Developers should be aware that while the Act recognises that they may not be able meet the full cost of remediation, it obligates them to exhaust all other options before turning to freeholders and leaseholders. This includes providing extensive information as to the means of the developer and all entities within their corporate structure (including owners and directors), failing which no recovery can be made through leasehold arrangements.
What remedies are available to Freeholders?
Freeholders being pursued for remedial costs have options. They can:
- claim against contractors, developers or consultants for breach of contract or negligence
- claim under Section 1 of the DPA. This imposes a duty on people working on - or in connection with - a dwelling to ensure that their work is completed in a workmanlike and professional manner. They must ensure that the dwelling is fit for habitation for a reasonable period without risk to the health and safety of the occupants and without undue discomfort
- claim against manufacturers of defective or mis-sold products which play a part in causing a dwelling to become unfit for habitation. As we mentioned above, this is a new provision of the Act
- claim against builders who have signed the Industry Pledge to remediate life-critical fire-safety defects. This applies to buildings 11 metres tall or higher, developed or refurbished since 5 April 1992
- request a Building Liability Order in the high court. This empowers claimants to enforce decisions against sufficiently resourced parties.

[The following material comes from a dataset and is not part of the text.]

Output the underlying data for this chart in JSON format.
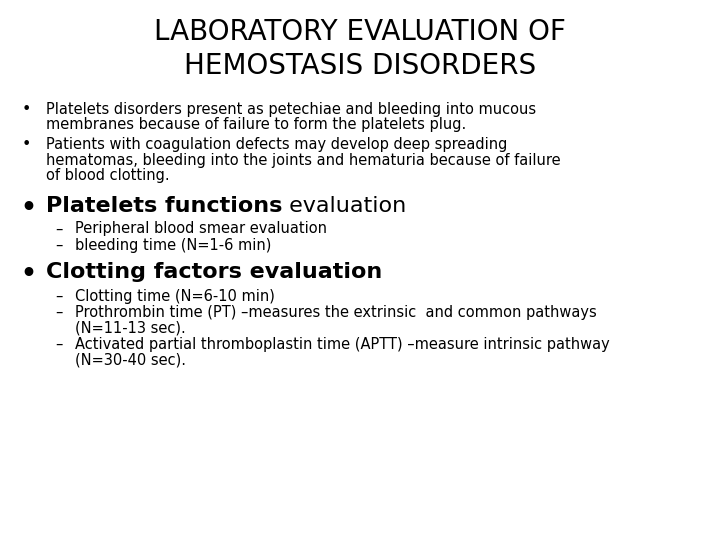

What leaseholder protections are in place?
From 28 June 2022, leaseholders are financially protected where:
- the removal and replacement of unsafe cladding is part of the outer wall or an external wall system
- the landlord's net worth is higher than £2 million (subject to conditions) per building
- the value of the lease is lower than £325,000 in Greater London and £175,000 elsewhere
- the landlord is responsible for the defect or is associated with the party responsible for it.
The protection covers buildings that are at least 11m high, comprise two or more dwellings and that are not leaseholder-owned.
Building Safety Levy
The Building Safety Levy exists to cover the costs of remediation where no responsible developer can be found. Funded by existing developers and the Government, the levy was extended in April 2022 to cover new residential buildings in England. This is expected to add some £3 billion to the levy within a decade.
If all options have been explored or where the above criteria don't apply, landlords can then look at recovering service charges from leaseholders. However, this right is capped at £15,000 for non-cladding fire safety related defects in Greater London and £10,000 elsewhere. Some technical exceptions, such as where a waking watch is involved, will apply here.